Thanks for reviewing our manuscript “Oxy210, a semi-synthetic oxysterol, exerts anti-inflammatory effects in macrophages via inhibition of Toll-Like Receptor (TLR) 4 and TLR2 signaling and modulation of macrophage polarization” for publication in the International Journal of Molecular Sciences.  We are grateful for the comments made by the reviewers and we have revised the manuscript to address all comments and suggestions, and as a result, we believe that the manuscript has been significantly improved.  The following are point-by-point responses to the reviewers’ comments and explanation of all the revisions that we have made, which are also seen in the manuscript text using the “Track Changes” function as you have instructed. 

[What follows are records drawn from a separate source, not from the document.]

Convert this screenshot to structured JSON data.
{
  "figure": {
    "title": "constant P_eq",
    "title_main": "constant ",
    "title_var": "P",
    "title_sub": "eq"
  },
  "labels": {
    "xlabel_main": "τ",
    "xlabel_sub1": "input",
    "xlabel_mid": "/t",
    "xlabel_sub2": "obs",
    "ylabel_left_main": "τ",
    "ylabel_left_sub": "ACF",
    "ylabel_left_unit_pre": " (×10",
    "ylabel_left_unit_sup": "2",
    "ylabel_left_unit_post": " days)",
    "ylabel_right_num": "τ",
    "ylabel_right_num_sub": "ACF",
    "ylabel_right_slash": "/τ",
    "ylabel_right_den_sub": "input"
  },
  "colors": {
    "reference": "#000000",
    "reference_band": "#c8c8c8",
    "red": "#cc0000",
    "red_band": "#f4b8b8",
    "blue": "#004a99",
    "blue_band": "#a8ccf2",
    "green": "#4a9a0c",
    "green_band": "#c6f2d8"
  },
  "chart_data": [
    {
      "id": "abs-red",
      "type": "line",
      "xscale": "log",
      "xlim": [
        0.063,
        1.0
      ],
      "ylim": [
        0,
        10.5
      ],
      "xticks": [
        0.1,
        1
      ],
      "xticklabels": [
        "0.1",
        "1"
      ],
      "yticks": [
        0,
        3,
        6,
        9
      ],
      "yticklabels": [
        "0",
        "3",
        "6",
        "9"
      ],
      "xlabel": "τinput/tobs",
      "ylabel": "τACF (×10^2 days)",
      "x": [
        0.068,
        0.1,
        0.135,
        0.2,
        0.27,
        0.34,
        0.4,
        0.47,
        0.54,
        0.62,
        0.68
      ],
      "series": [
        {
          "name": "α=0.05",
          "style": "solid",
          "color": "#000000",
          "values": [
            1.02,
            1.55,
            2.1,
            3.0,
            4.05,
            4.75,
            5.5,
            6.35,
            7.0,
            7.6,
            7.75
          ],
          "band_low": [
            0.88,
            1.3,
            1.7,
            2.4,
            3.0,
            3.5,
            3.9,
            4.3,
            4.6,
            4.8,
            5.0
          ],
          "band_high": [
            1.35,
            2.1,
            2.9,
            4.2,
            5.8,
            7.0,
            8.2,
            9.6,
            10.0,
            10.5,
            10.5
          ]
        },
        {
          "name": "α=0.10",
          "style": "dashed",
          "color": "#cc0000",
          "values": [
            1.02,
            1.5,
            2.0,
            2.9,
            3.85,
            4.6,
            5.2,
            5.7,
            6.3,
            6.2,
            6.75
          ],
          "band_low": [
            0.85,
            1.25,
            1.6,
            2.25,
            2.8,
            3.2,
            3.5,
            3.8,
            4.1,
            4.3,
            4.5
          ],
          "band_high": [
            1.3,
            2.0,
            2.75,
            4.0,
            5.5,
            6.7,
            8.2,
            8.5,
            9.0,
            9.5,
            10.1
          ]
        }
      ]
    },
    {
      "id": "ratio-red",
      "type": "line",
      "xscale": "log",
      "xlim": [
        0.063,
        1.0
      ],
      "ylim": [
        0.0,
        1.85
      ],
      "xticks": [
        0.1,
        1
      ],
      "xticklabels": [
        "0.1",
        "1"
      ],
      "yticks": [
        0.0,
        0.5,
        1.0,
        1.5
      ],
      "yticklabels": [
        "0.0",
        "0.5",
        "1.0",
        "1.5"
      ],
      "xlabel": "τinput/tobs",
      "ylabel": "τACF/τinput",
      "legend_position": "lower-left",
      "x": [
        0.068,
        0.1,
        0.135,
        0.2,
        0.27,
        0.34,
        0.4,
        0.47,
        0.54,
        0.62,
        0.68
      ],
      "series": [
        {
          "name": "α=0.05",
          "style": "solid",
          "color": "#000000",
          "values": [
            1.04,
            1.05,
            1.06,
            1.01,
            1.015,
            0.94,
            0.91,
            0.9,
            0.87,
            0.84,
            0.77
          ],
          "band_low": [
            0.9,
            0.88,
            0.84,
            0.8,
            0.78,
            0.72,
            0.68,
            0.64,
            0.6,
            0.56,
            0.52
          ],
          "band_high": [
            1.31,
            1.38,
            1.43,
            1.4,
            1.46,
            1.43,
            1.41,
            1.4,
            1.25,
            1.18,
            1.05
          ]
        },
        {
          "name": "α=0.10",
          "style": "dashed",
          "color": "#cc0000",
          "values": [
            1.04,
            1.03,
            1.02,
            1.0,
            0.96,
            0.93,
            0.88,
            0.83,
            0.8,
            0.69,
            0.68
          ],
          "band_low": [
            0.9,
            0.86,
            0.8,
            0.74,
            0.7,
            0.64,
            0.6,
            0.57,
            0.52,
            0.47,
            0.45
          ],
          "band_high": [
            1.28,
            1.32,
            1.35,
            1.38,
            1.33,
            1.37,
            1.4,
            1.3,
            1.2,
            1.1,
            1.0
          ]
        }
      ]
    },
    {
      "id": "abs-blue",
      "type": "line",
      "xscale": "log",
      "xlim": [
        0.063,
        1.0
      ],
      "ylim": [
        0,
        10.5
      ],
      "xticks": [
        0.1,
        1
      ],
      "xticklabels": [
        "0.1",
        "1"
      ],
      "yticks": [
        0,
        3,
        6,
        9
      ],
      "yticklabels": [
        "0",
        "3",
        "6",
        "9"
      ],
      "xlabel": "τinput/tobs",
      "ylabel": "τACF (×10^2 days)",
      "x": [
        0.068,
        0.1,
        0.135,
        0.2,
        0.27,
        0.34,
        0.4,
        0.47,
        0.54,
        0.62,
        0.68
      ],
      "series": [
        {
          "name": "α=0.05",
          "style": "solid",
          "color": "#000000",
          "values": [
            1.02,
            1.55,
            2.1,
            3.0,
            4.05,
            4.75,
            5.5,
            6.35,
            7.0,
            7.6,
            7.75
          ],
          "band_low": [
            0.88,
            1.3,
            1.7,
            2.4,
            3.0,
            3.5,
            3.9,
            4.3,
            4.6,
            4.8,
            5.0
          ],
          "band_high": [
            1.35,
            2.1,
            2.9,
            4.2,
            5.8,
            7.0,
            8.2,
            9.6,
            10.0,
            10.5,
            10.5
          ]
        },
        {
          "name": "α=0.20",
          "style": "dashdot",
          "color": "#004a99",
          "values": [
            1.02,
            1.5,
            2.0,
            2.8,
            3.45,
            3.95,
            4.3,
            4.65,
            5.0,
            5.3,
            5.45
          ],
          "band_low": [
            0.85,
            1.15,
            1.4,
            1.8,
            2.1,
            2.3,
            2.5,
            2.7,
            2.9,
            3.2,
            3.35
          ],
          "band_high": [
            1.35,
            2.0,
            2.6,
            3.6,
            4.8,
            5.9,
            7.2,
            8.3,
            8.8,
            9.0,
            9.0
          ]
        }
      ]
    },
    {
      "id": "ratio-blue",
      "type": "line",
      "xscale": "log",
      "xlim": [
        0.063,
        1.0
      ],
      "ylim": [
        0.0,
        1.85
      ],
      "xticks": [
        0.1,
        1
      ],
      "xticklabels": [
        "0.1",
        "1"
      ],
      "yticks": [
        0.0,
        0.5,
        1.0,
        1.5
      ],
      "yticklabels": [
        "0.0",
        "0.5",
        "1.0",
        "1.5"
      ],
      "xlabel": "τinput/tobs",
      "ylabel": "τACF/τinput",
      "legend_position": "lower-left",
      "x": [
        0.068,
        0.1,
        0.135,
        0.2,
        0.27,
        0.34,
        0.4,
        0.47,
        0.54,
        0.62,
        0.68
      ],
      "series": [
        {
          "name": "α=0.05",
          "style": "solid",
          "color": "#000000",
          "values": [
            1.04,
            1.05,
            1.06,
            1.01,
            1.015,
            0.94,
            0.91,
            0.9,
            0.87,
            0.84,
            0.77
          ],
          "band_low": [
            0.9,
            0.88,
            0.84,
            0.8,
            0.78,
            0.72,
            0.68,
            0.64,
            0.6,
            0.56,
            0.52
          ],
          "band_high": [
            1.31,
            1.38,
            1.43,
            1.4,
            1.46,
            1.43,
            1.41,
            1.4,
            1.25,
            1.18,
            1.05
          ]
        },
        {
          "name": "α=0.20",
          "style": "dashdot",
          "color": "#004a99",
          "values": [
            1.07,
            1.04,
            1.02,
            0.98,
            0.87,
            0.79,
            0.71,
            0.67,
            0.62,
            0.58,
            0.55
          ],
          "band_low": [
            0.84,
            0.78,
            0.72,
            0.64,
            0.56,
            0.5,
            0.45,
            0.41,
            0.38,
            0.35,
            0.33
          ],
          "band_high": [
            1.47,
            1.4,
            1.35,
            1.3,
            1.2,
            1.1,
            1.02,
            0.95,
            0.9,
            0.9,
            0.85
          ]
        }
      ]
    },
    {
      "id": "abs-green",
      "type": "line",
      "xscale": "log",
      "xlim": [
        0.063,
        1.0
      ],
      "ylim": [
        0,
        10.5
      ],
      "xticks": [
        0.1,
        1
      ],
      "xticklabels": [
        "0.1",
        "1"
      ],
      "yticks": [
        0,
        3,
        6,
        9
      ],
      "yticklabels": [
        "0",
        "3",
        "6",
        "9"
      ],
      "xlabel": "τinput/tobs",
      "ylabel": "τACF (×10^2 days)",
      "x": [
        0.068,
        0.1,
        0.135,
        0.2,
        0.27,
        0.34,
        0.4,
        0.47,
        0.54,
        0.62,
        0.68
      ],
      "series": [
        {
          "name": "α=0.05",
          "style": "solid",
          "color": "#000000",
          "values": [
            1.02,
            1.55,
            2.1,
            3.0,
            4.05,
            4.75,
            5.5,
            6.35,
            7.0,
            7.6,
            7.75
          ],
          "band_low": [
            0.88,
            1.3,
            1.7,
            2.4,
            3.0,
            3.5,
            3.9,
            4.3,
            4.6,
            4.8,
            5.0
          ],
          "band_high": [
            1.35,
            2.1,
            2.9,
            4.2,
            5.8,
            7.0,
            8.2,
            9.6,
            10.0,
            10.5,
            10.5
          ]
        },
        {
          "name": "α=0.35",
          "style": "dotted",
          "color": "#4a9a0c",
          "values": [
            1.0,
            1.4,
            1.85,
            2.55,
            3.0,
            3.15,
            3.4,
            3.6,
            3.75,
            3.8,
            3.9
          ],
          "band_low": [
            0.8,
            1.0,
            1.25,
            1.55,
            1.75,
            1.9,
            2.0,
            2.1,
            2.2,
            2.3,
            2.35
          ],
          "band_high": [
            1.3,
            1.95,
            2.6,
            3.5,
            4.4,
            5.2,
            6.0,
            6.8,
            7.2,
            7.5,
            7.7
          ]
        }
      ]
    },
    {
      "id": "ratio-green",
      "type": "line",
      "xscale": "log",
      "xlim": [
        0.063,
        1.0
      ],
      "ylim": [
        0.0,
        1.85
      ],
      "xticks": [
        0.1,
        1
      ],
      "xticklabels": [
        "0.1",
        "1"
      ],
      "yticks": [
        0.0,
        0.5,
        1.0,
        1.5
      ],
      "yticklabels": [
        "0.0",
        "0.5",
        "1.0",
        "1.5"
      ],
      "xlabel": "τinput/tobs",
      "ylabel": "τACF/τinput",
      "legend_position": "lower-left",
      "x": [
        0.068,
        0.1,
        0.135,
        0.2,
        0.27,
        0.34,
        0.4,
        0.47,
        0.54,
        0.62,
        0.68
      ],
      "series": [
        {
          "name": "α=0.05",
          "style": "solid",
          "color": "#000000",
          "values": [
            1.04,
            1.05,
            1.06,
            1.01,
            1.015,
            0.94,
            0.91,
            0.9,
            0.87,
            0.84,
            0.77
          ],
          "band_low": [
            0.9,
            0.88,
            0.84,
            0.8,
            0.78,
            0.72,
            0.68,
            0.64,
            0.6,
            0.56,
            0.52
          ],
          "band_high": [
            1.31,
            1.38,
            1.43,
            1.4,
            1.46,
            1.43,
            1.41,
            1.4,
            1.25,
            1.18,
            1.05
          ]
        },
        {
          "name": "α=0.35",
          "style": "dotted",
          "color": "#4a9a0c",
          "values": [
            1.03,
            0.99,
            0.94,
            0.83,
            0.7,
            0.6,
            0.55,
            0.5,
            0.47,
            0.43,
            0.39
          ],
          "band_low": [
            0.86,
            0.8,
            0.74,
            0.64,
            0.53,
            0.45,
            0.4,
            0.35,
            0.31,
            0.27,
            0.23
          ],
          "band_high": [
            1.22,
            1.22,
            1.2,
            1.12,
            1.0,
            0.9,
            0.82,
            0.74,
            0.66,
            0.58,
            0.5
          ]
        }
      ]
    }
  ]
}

Author Response File: Author Response.pdf

Round 2

Reviewer 2 Report

My main concerns were satisfactorily addressed. 

Author Response

Dear Editors and Reviewers:
Thanks for reviewing our revised manuscript “Oxy210, a semi-synthetic oxysterol, exerts anti-inflammatory effects in macrophages via inhibition of Toll-Like Receptor (TLR) 4 and TLR2 signaling and modulation of macrophage polarization” for publication in the International Journal of Molecular Sciences. We are very happy that in our revised manuscript we had successfully addressed all the main concerns of the reviewers.
Please accept a second revision of our manuscript in which we have addressed all the minor comments made by the reviewers:
1. We have done a thorough review and have corrected any spelling errors and typos as suggested by the reviewer.
2. We have checked and made sure that all references are relevant to the research being presented.
3. The previously shortened Introduction section (as previously suggested by the reviewers) has all the necessary background information for the research being presented.
Please note: In the second revision, Figures 7 and 11 still need to be replaced as we had previously requested in the first revision. The revised Figures addressed the previous comments of the reviewers.
We look forward to the acceptance of our manuscript for publication in your distinguished Journal. Please let us know if any other information is necessary.